Fruquintinib was found to inhibit VEGFR2 (KDR) with an IC_{50} of 25 nmol/L in the Z-lyte assay. The kinase selectivity of fruquintinib was evaluated against a panel of 253 kinases using [^{32}p-ATP] incorporation assay by Upstate Biotechnology Inc. (UBI) (Fig. 1B). The results showed that fruquintinib inhibited VEGFR family member (VEGFR1, 2, 3) with IC_{50}s of 33 nmol/L, 35 nmol/L and 0.5 nmol/L, respectively with weak inhibition of RET, FGFR-1 and c-kit kinases. No significant inhibition was found against all other kinases at 1 μmol/L

== History ==
Efficacy was evaluated in FRESCO-2 (NCT04322539) and FRESCO (NCT02314819). FRESCO-2 (NCT04322539), an international, multicenter, randomized, double-blind, placebo-controlled trial, evaluated 691 participants with metastatic colorectal cancer who had disease progression during or after prior fluoropyrimidine-, oxaliplatin-, irinotecan-based chemotherapy, an anti-VEGF biological therapy an anti-EGFR biological therapy if RAS wild type, and at least one of trifluridine/tipiracil or regorafenib. FRESCO, a multicenter, placebo-controlled trial conducted in China, evaluated 416 participants with metastatic colorectal cancer who had disease progression during or after prior fluoropyrimidine-, oxaliplatin, and irinotecan-based chemotherapy.

== Society and culture ==
=== Legal status ===
In April 2024, the Committee for Medicinal Products for Human Use (CHMP) of the European Medicines Agency adopted a positive opinion, recommending the granting of a marketing authorization for the medicinal product Fruzaqla, intended for the treatment of people with previously treated metastatic colorectal cancer (mCRC). The applicant for this medicinal product is Takeda Pharmaceuticals International AG Ireland Branch. Fruzaqla was approved for medical use in the United States in June 2024.
==Synthesis==
The last step in the synthesis of is disclosed. In addition, a recent article outlining the synthesis of the precursor was also disclosed.
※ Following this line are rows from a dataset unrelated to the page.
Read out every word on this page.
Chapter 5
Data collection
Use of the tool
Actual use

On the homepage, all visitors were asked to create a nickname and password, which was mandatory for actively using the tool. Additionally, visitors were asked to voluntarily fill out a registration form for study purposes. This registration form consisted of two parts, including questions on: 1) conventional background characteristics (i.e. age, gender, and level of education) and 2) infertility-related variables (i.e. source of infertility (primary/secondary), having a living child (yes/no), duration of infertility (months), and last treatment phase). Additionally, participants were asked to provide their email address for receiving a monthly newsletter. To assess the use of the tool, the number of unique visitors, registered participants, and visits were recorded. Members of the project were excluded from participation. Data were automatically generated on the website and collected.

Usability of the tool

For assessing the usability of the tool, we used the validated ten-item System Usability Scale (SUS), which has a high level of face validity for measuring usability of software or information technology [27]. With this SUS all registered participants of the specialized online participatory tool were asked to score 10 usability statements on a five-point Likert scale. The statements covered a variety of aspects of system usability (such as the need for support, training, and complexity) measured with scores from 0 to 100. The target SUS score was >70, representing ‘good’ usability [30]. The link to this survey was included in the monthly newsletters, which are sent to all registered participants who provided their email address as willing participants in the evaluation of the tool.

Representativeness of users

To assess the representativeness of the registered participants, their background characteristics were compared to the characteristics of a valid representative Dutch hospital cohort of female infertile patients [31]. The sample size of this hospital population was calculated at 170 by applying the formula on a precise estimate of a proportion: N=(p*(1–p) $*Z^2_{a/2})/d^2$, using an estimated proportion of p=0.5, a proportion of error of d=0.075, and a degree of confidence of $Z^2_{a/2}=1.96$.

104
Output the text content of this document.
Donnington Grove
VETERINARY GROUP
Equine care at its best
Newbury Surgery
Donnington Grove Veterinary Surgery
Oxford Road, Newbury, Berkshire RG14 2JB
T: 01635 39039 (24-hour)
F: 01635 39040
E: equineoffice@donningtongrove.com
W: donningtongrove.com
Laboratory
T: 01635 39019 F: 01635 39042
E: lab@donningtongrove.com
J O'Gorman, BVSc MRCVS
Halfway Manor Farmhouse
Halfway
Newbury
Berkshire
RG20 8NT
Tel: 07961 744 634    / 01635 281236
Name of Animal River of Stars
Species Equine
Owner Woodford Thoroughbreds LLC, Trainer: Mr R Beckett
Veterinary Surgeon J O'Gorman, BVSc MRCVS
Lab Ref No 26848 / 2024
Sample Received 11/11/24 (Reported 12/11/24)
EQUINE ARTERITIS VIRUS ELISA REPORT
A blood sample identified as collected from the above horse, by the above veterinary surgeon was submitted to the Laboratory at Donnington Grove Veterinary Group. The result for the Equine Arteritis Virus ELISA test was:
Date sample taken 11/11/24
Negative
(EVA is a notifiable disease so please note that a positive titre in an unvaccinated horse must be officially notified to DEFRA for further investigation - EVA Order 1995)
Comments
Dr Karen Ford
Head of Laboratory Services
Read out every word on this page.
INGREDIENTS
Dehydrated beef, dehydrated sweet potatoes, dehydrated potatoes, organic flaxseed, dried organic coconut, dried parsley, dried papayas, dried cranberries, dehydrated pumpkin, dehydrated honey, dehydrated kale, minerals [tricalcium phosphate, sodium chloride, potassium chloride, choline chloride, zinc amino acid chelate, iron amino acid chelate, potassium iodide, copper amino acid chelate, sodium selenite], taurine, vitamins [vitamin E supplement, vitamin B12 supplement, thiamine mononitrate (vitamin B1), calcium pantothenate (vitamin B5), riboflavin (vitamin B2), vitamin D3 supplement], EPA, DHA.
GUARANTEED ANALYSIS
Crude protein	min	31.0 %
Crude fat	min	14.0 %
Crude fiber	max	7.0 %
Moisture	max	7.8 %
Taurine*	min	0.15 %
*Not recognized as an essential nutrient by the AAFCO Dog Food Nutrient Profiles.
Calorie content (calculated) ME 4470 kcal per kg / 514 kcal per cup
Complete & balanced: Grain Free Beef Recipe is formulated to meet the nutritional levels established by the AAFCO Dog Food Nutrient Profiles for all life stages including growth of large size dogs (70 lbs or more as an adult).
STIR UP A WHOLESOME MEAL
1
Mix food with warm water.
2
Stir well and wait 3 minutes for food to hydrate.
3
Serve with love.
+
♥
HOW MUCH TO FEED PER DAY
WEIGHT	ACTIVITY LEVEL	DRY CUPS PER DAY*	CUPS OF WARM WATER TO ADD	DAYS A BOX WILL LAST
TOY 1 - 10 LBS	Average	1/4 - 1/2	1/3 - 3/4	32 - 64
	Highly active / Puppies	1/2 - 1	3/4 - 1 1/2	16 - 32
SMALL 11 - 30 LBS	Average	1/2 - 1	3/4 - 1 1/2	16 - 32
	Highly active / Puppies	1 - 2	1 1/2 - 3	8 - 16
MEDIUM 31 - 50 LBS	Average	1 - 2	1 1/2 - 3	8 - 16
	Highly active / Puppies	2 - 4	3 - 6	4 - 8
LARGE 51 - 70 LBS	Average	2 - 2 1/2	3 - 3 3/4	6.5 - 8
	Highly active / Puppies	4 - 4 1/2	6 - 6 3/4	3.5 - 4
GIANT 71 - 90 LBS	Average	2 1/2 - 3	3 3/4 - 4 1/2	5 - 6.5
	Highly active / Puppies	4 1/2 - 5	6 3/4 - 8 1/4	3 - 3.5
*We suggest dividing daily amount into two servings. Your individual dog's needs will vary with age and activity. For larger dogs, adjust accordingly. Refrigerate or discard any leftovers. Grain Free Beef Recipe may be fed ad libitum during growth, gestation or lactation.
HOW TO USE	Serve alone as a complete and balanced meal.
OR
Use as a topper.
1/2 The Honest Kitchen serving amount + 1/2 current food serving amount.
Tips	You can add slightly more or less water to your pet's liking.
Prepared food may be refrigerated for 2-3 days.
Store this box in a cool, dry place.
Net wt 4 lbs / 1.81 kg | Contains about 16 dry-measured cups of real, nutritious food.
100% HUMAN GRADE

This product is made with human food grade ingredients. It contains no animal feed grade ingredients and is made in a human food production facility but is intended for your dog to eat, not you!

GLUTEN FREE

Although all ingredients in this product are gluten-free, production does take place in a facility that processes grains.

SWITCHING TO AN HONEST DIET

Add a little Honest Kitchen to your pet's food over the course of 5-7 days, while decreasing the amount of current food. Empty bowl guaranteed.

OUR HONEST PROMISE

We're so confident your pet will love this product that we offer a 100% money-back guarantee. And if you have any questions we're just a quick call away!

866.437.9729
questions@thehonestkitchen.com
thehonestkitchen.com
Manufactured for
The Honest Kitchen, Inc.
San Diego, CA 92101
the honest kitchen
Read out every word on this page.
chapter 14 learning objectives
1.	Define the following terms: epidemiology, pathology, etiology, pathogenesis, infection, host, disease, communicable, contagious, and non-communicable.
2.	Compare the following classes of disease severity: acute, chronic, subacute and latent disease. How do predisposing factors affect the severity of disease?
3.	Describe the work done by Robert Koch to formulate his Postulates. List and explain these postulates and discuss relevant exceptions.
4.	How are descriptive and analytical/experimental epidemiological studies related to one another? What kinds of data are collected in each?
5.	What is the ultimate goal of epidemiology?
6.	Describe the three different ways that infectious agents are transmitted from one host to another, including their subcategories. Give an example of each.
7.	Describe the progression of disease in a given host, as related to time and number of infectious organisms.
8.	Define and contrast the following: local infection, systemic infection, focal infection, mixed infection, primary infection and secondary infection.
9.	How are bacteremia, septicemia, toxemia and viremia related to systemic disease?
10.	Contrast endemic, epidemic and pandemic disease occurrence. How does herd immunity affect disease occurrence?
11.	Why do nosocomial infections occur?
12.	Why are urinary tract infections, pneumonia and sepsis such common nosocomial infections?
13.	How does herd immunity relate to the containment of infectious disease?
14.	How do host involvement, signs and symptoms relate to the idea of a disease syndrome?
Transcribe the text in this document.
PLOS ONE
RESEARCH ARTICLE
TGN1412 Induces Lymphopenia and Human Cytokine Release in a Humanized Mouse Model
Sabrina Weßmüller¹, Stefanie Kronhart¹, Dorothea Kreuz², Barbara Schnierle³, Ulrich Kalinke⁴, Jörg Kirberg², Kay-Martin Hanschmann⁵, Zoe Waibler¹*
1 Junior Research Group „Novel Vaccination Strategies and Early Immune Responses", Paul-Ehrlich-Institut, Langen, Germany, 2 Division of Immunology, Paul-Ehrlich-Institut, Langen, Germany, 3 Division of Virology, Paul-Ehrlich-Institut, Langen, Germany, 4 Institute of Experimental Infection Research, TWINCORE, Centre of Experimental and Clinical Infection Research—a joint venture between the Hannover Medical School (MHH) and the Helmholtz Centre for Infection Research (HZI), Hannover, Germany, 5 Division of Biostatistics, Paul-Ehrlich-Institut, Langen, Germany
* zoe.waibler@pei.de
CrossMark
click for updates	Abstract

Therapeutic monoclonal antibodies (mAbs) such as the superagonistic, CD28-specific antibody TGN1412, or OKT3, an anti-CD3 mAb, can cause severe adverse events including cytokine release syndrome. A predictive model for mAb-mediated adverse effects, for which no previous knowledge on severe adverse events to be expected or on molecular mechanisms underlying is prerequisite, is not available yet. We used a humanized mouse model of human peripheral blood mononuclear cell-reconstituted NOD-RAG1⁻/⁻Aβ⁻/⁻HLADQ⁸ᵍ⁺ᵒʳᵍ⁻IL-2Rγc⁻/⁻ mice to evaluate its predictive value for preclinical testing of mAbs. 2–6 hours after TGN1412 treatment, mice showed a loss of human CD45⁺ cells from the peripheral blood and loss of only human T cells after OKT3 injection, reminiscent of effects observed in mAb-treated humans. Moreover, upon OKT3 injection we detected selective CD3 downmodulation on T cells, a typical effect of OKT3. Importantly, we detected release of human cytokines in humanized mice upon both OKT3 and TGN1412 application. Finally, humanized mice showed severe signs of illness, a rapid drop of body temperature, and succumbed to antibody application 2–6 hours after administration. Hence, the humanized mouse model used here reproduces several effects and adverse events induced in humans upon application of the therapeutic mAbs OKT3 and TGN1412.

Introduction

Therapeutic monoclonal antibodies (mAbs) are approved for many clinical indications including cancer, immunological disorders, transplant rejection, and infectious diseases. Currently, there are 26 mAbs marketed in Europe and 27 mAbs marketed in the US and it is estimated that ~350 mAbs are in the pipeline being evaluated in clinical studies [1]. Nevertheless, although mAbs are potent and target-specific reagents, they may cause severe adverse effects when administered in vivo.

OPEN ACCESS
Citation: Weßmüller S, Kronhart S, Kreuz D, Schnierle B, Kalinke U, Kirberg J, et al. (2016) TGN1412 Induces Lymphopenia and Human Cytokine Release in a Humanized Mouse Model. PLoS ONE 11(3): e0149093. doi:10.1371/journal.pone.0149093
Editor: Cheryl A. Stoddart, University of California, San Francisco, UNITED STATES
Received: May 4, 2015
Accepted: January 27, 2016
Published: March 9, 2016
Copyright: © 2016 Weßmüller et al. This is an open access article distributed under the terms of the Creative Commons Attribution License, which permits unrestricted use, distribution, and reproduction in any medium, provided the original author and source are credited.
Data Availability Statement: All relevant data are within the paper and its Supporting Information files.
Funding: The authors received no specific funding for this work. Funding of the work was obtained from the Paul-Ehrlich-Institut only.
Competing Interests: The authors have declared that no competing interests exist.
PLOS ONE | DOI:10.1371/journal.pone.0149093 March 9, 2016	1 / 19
An SNAr reaction between 4-Chloro-6,7-dimethoxyquinazoline [13790-39-1] (1) and 6-hydroxy-N,2-dimethylbenzofuran-3-carboxamide [638217-08-0] (2) afforded fruquintinib in 85% yield.

N.B. It is interesting to take stock that precursor 1 finds dual use in the synthesis of Buquineran, Hoquizil & Piquizil.